In [1]:
%load_ext sql

# Connect to CHINOOK database

Conect directly from sqlite folder

In [2]:
%sql sqlite:///C:/sqlite/chinook.db

In [14]:
%%sql
PRAGMA table_info(invoice_line);

 * sqlite:///C:/sqlite/chinook.db
Done.


cid,name,type,notnull,dflt_value,pk
0,invoice_line_id,INTEGER,1,,1
1,invoice_id,INTEGER,1,,0
2,track_id,INTEGER,1,,0
3,unit_price,"NUMERIC(10,2)",1,,0
4,quantity,INTEGER,1,,0


# 1) Introduction

In this lesson, we'll learn how to apply summary statistics to **grouped data**.

## Instructions

1. Write a query that counts the rows in the invoice table where the billing_country is equal to "USA".

    Use the clauses SELECT, FROM, WHERE.

    Use the COUNT aggregate function.

    Rename the column as `num_row`.


In [4]:
%%sql
SELECT COUNT(*) as num_row
  FROM invoice
 WHERE billing_country = 'USA'

 * sqlite:///C:/sqlite/chinook.db
Done.


num_row
131


# 2) Counting Rows by Group

We can see other billing countries in the `invoice` table (`France` and `Canada`), and we may want to count the rows for each of them.

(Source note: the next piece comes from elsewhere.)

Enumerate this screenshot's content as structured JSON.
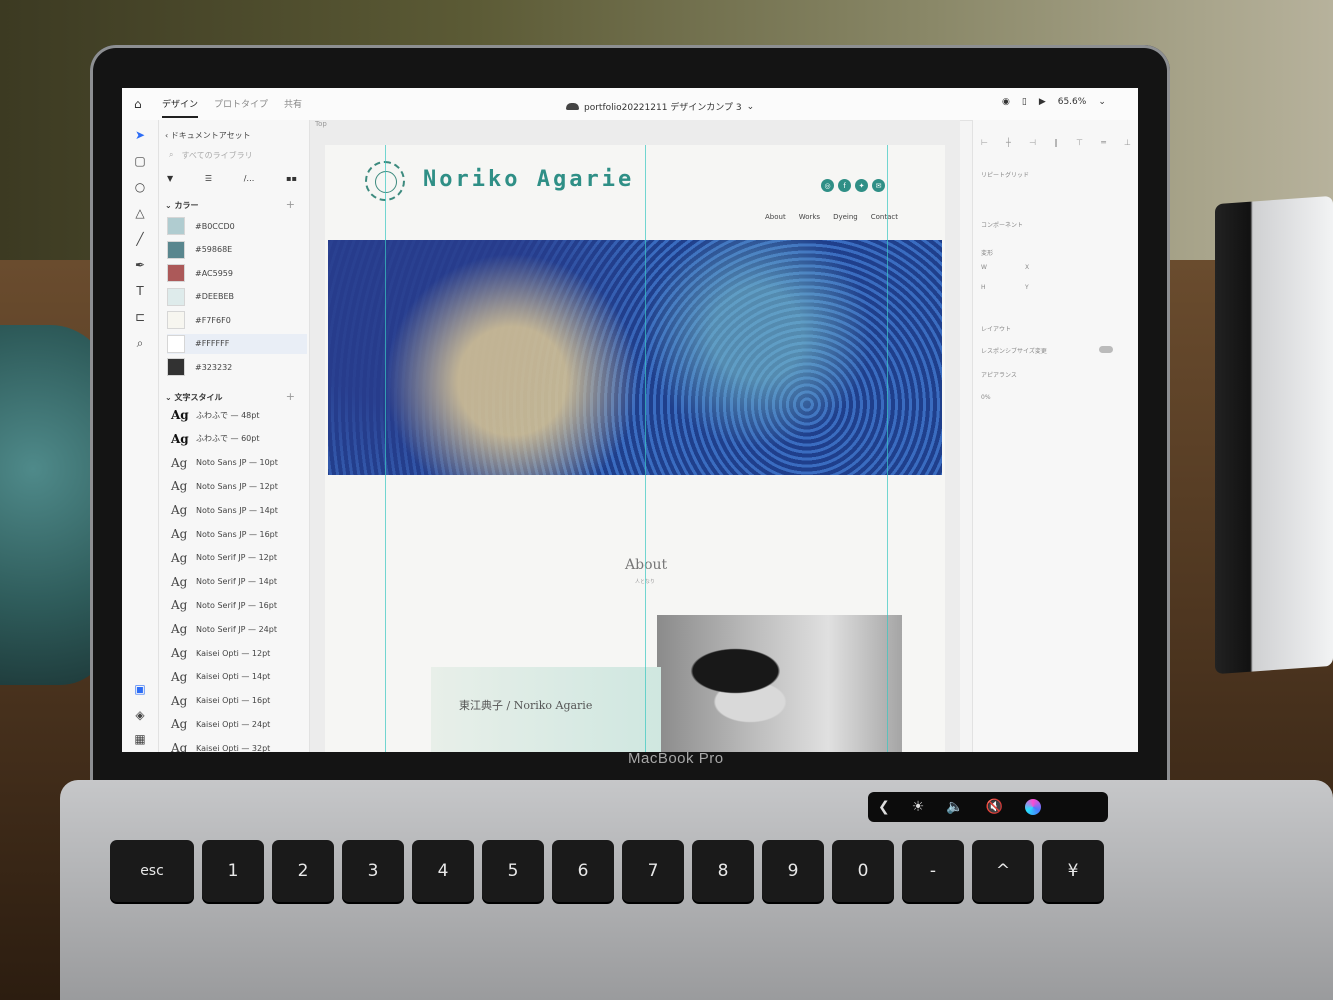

To do so, following the previous query lines, we can change the condition to `WHERE billing_country = 'France'` and to `WHERE billing_country = 'Canada'`.

This technique works correctly, but it doesn't scale if we have several billing countries. For example, we know that, in our table, we have 24 billing countries instead of three. It's just not efficient to repeat this query 24 times. Fortunately, SQL offers the `GROUP BY` clause, which can solve this problem.

Using GROUP BY alone we can see the number of rows for each group, but the groups themselves are missing. To show the groups, we have to add the column name in the `SELECT` statement.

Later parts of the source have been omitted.